Interminable disparate, ridículo y soez hasta límites insospechados.
En el último par de años se ha hecho bastante obvio el divorcio de facto entre los espectadores cinematográficos de nuestro país y las cintas producidas en territorio hispano. Durante los ejercicios más recientes, la maquinaria del cine patrio ha venido poniendo sus esperanzas pecuniarias en productos aislados –un Almodóvar aquí, un Amenábar allá, alguna sorpresa de última hora–, y gracias a la respuesta masiva a esos pocos y selectos títulos se está consiguiendo mantener a flote –mal que bien– la siempre sufrida industria estatal.
Sin embargo, en este inicio de 2009 ha saltado la alarma. Tras la decepción en taquilla que ha supuesto Los abrazos rotos, ya había quien empezaba a temerse que las cuentas no terminaran de cuadrar a finales de año. Por suerte, algunos productores con cierto ojo comercial estaban empezando a moverse para, básicamente, engrosar sus cuentas bancarias, pero también para ofrecer al espectador un producto nacional por el que estuviera dispuesto a pagar una entrada de cine, cosa harto difícil entre el marasmo de estrenos estadounidenses que nos apabullan cada semana.
Tras el bombazo de recaudación de Mentiras y gordas, que ha basado su capacidad de atracción en rostros televisivos jóvenes y con tirón entre cierto sector de la población –nada desdeñable, por supuesto–, ahora es el turno de esta Fuga de cerebros, avalada y promocionada ad nauseam por Antena 3. El modelo a seguir aquí son las comedias descerebradas yanquis al estilo de American Pie, cogiendo como base la comedia de enredo tradicional más básica, y añadiéndole una serie de toques foráneos que, al parecer, constituyen un atractivo de cara al espectador en las gamberradas filmadas que nos llegan desde Hollywood.
No vamos a negar la visión comercial de los responsables de este film, que por un lado maquillarán las cifras de nuestro cine cuando se haga balance del año, y por otro servirá para que se callen aquellos exagerados que se pasan el día despotricando y diciendo que sólo se hacen películas de la Guerra Civil. Además, ya se sabe que una industria puede parir obras de cierta consideración artística con regularidad, pero para ello debe sustentarse en otros títulos, más intrascendentes, que meramente sirvan para cumplir con la cuota de espectadores y para dejar constancia puntualmente de que el cine español sigue ahí, con ganas de seguir luchando.
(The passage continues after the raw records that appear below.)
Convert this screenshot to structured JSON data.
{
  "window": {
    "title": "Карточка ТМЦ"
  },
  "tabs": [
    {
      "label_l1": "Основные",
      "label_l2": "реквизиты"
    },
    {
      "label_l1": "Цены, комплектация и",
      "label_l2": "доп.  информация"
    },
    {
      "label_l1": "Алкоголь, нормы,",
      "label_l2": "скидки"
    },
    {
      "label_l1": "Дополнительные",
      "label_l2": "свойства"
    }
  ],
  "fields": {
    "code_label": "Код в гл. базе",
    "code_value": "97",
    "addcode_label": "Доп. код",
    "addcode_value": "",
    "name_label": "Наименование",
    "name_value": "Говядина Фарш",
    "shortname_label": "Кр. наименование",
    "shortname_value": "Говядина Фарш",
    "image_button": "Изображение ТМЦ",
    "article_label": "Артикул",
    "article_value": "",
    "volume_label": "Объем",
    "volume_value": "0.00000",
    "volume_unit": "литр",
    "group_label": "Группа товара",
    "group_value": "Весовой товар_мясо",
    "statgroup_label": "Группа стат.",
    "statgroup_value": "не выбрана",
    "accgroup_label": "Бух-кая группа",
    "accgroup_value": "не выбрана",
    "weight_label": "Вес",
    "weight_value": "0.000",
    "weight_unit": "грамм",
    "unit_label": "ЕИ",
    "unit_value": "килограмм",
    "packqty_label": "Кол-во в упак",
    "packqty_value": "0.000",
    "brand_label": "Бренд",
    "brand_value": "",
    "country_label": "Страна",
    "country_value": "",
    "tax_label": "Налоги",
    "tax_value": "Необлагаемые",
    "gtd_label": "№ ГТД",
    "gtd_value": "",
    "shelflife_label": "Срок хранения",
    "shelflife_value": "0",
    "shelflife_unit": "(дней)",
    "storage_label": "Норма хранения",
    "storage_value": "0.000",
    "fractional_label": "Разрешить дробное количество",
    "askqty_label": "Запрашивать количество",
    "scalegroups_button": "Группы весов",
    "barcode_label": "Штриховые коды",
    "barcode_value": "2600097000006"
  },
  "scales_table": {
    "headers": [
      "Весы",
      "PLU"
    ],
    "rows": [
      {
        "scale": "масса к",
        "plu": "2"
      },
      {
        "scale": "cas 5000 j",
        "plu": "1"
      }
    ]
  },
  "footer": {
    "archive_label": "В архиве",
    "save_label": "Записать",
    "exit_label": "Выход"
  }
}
Ahora bien, por mucho que pueda alabarse el favor comercial que vaya a hacer Fuga de cerebros a nuestro cine, también hay que regodearse en todos sus defectos como mera propuesta de entretenimiento. El aire televisivo que sobrevuela todo el metraje es muy difícil de sobrellevar –no en vano tanto el director como los guionistas y los actores provienen de ese sector–, así que básicamente podemos entender que se ha querido trasladar a los espectadores que siguen las series españolas de televisión hasta la oscuridad del cine. Pero claro, parece desproporcionado gastar celuloide en el episodio piloto de un despropósito como este.
En cuanto a la historia, somos testigos de una insensatez tras otra. Esto no es entretenimiento palomitero, sino un todo vale donde es conveniente no empezar a cuestionarse todas las barrabasadas que se cometen a lo largo del guión, porque acaba uno por ponerse enfermo.
El protagonista y sus estrafalarios amigos acaban estudiando medicina en Oxford –bueno, Gijón con cuatro rótulos en inglés– y nadie se cuestiona su presencia allí. De las relaciones entre el chico y la chica protagonista mejor no hablamos –ni de esa escena de sexo metida con calzador, pensada especialmente para los jóvenes hormonados que acudan a la sala–, y también pasaremos por alto las escasas virtudes interpretativas de la mayoría del reparto. Apenas vale la pena mencionar a alguno de los veteranos que hacen de padres de los protagonistas (Loles León, Álex Angulo, Antonio Resines), que sólo destacan por contraste con la nulidad del contexto en que se encuentran, tal vez exceptuando al ciego al que da vida Alberto Amarilla.
Así, entre humor de sal gruesa, se va avanzando cada vez a peor. Las situaciones que se crean son cada vez más rocambolescas, y uno siente que la historia no tiene pies ni cabeza, y que además a los responsables de este bodrio les da completamente igual. Al fin y al cabo, ya han logrado meter al espectador en la sala, y ya es problema suyo si se sale a mitad de proyección.
Es una lástima que se haya perdido la parte más corrosiva de alguno de los productos estadounidenses donde se ha pretendido fijar –apenas se libran algunos chistes relacionados con juegos de palabras entre el español y el inglés–, y que finalmente el hastío y la vergüenza ajena prevalezcan en este interminable disparate filmado, ridículo y soez hasta límites insospechados.